The histological structure of all three types typically consists of an outer layer (skin or mucosa), subcutaneous or submucosal tissue, dura mater, and cerebrospinal fluid beneath the dura.
Clinical Manifestations
Fontanelle Type (External Nasal Encephalocele)
A near-midline or slightly lateralized round mass at the nasal root is visible in newborns. The surface is smooth and has both a fluctuation and pulsation sensation upon palpation. Crying or jugular vein compression often enlarges the mass, though this may not be apparent if the cranial base defect is small. External nasal encephalocele can cause facial deformities, such as an increased interorbital distance.
Basal Type (Internal Nasal Encephalocele)
Newborns may present with unilateral nasal obstruction, with or without clear nasal discharge. Feeding difficulties may also occur. Physical examination reveals a smooth mass within the nasal cavity or nasopharynx, often positioned at the top of the nasal cavity or in the nasopharyngeal region.
Diagnosis
A soft, rounded mass above the nasal root in newborns that demonstrates positive transillumination suggests a diagnosis of fontanelle-type nasal encephalocele, which is relatively easy to identify. However, the basal type is often concealed and lacks specific clinical signs, making it prone to misdiagnosis. If a newborn has unilateral nasal obstruction, feeding difficulties, and clear nasal discharge (with or without it), along with a smooth, grayish-white, translucent mass in the nasal passage or nasopharynx, nasal encephalocele should be considered.
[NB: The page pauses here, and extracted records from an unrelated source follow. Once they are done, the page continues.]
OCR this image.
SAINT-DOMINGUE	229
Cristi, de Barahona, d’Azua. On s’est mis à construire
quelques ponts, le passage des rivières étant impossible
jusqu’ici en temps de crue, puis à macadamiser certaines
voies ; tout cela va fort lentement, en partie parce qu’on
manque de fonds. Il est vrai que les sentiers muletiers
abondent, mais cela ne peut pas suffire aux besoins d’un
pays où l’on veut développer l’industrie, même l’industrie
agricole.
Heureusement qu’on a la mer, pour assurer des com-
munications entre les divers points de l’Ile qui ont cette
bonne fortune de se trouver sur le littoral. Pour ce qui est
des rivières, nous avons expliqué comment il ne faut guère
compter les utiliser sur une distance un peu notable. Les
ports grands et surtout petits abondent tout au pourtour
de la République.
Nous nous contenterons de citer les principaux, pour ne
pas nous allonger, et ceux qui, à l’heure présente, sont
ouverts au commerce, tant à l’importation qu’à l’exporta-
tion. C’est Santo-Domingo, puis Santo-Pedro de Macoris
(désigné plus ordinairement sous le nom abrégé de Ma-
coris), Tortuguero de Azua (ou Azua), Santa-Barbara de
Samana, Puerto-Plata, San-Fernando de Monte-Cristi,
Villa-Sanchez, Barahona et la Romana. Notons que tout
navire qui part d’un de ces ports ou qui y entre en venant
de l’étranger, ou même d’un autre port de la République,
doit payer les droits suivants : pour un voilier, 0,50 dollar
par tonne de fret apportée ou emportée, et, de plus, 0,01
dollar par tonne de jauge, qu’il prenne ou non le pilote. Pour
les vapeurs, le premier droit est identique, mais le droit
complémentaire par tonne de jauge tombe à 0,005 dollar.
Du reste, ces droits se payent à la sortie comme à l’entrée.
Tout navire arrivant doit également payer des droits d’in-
Imaging studies play a crucial role in diagnosing nasal encephalocele in infants. Nasal CT scans typically reveal expansile, hypodense or isodense soft tissue lesions within the nasal cavity or nasopharynx. The scans often show bone defects at the cranial base midline, although in infants with incomplete cranial base ossification or thin bone, even an intact cranial base may appear as a defect on CT. Nasal MRI typically shows a long T1 and long T2 signal within the nasal cavity or nasopharynx, continuous with the subarachnoid space. It additionally helps determine the location and extent of the herniation. Aspiration of the mass is generally avoided to prevent intracranial infection.

Figure 1 Imaging features of nasal encephalocele
A. Nasal CT (coronal view) demonstrates a homogeneous soft tissue density opacity at the top of the right nasal cavity with a bony defect in the cranial base adjacent to the right side of the crista galli (arrow).
B. Nasal MRI (coronal view) shows a long T2 signal intensity at the top of the right nasal cavity, continuous with the subarachnoid space (arrow).
Differential diagnosis should distinguish nasal encephalocele from nasal gliomas and nasal dermoid cysts. Nasal gliomas appear as soft tissue density masses on MRI and do not connect with the subarachnoid space. Nasal dermoid cysts present as subcutaneous nasal root masses or small pores on the nasal dorsum. Secondary infections can cause swelling and redness. MRI can assess whether the cyst communicates with the intracranial cavity, and a definitive diagnosis can be made via postoperative pathological examination.
Treatment
Once nasal encephalocele is discovered, surgery is recommended at the earliest opportunity. Contraindications for surgery include severe brain malformations, developmental abnormalities, rupture and infection of the herniation, internal nasal encephalocele with severe nasal and sinus infection, and encephalocele accompanied by hydrocephalus and brain anomalies. Surgical procedures include resection of the herniated mass and repair of the cranial bone defect. Traditional approaches primarily involve intracranial, extracranial, or combined craniofacial surgical techniques. For extensive cranial base defects or for craniofacial reconstruction with cosmetic considerations, an extracranial approach primarily handled by neurosurgery may be necessary.
In recent years, endoscopic techniques have been increasingly utilized for the treatment of nasal encephalocele, offering advantages such as improved visualization, reduced trauma, minimal bleeding, and fewer complications.